U.S. District Judge Ellen L. Hollander sentenced correctional officer Adrena Rice, age 25, of Baltimore today to 42 months in prison followed by two years of supervised release for racketeering conspiracy arising from the smuggling of drugs for members of the Black Guerilla Family (BGF) gang inside the Baltimore City Detention Center (BCDC), according to a statement from the office of United States Attorney for the District of Maryland Rod J. Rosenstein.
According to court documents, BGF has been the dominant gang at the BCDC, and in several connected facilities, including the Baltimore Central Booking Intake Center, the Women’s Detention Center, which houses many men, and in the Jail Industries Building, the statement said.

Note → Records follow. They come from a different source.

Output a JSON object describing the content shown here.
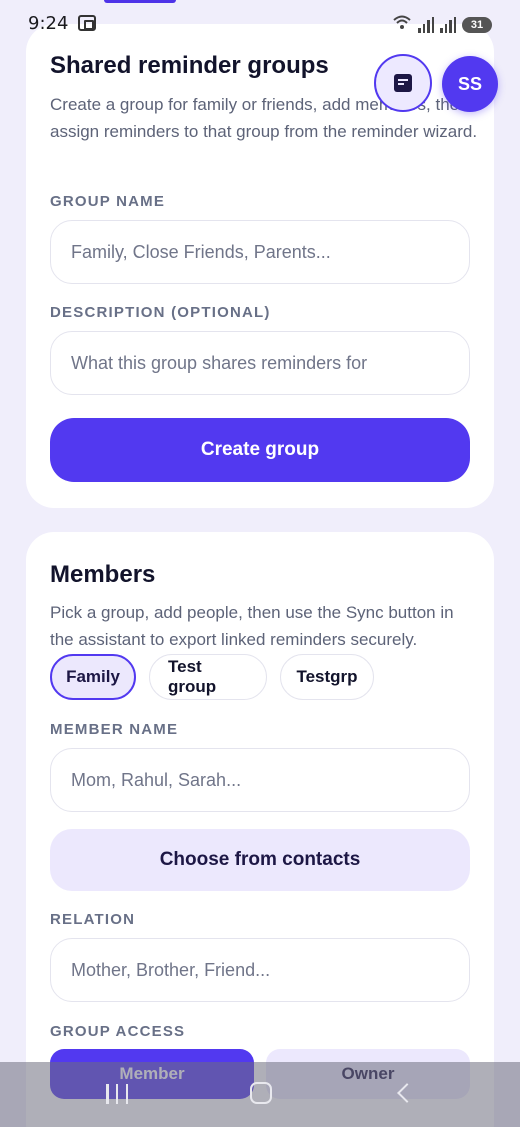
{
  "status_bar": {
    "time": "9:24",
    "battery": "31"
  },
  "header": {
    "avatar_initials": "SS"
  },
  "groups_card": {
    "title": "Shared reminder groups",
    "description": "Create a group for family or friends, add members, then assign reminders to that group from the reminder wizard.",
    "group_name_label": "GROUP NAME",
    "group_name_placeholder": "Family, Close Friends, Parents...",
    "description_label": "DESCRIPTION (OPTIONAL)",
    "description_placeholder": "What this group shares reminders for",
    "create_button": "Create group"
  },
  "members_card": {
    "title": "Members",
    "description": "Pick a group, add people, then use the Sync button in the assistant to export linked reminders securely.",
    "groups": [
      {
        "label": "Family",
        "selected": true
      },
      {
        "label": "Test group",
        "selected": false
      },
      {
        "label": "Testgrp",
        "selected": false
      }
    ],
    "member_name_label": "MEMBER NAME",
    "member_name_placeholder": "Mom, Rahul, Sarah...",
    "contacts_button": "Choose from contacts",
    "relation_label": "RELATION",
    "relation_placeholder": "Mother, Brother, Friend...",
    "access_label": "GROUP ACCESS",
    "access_options": [
      "Member",
      "Owner"
    ],
    "access_selected": "Member"
  },
  "colors": {
    "accent": "#5239f0",
    "accent_light": "#ece8fd",
    "background": "#f0eefb"
  },
  "icons": [
    "notes-icon",
    "recent-apps-icon",
    "home-icon",
    "back-icon"
  ]
}
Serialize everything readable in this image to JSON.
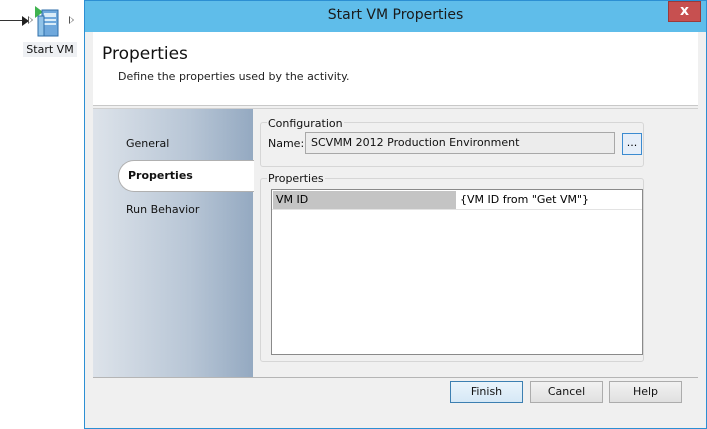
{
  "canvas": {
    "activity_label": "Start VM",
    "activity_icon": "vm-start-icon"
  },
  "dialog": {
    "title": "Start VM Properties",
    "close_label": "x",
    "header": {
      "title": "Properties",
      "subtitle": "Define the properties used by the activity."
    },
    "nav": [
      {
        "label": "General"
      },
      {
        "label": "Properties"
      },
      {
        "label": "Run Behavior"
      }
    ],
    "selected_nav": "Properties",
    "configuration": {
      "group_label": "Configuration",
      "name_label": "Name:",
      "name_value": "SCVMM 2012 Production Environment",
      "browse_label": "..."
    },
    "properties": {
      "group_label": "Properties",
      "rows": [
        {
          "key": "VM ID",
          "value": "{VM ID from \"Get VM\"}"
        }
      ]
    },
    "buttons": {
      "finish": "Finish",
      "cancel": "Cancel",
      "help": "Help"
    }
  },
  "colors": {
    "titlebar": "#5fbdea",
    "close_button": "#c75050",
    "nav_gradient_end": "#94a9c1"
  }
}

According to her plea, Rice worked as a correctional officer at BCDC. She frequently smuggled contraband, including marijuana and prescription pills, into BCDC on behalf of BGF leader and inmate, Tavon White. Rice also helped other correctional officers, such as Jennifer Owens and Katera Stevenson, smuggle drugs into BCDC.
Eight other correctional officers have pleaded guilty to the racketeering enterprise and await sentencing:
Kimberly Dennis, age 26, of Baltimore
Jasmin Jones, a/k/a/ J.J., age 24, of Baltimore;
Taryn Kirkland, age 23, of Baltimore;
Katrina Laprade, a/k/a Katrina Lyons, age 31;
Vivian Matthews, age 26, of Essex, Md.
Jennifer Owens, a/k/a/ O and J.O., age 31, of Randallstown;
Katera Stevenson, a/k/a KK, age 24, of Baltimore
Jasmine Thornton, a/k/a J.T., age 26, of Glen Burnie.
Seven other co-defendants have also pleaded guilty: inmates Tavon White, age 36; Steven Loney, age 24; Jermaine McFadden, a/k/a Maine, age 25; and Kenneth Parham, age 24; and outside contraband suppliers Tyrone Thompson, a/k/a Henry, age 36; Tyesha Mayo, age 30 and Teshawn Pinder, age 24. Loney is scheduled to be sentenced on January 14, 2014.
Outside supplier James Yarborough, a/k/a J.Y., age 27, of Baltimore, is scheduled to be arraigned Jan. 15.
The statement said the case arose from the efforts of the Maryland Prison Task Force, a group of local, state and federal law enforcement agencies and prosecutors that met regularly for more than two years and generated recommendations to reform prison procedures. The investigation is continuing.
Rosenstein recognized the efforts of the other members of the Maryland Prison Task Force, including: Colonel Marcus L. Brown, Superintendent of the Maryland State Police; Chief Mark A. Magaw of the Prince George’s County Police Department; United States Marshal Johnny Hughes; Special Agent in Charge Karl C. Colder of the Drug Enforcement Administration – Washington Field Division; Tom Carr, Director of the Washington-Baltimore High Intensity Drug Trafficking Area; and Dave Engel, Executive Director of the Maryland Coordination and Analysis Center.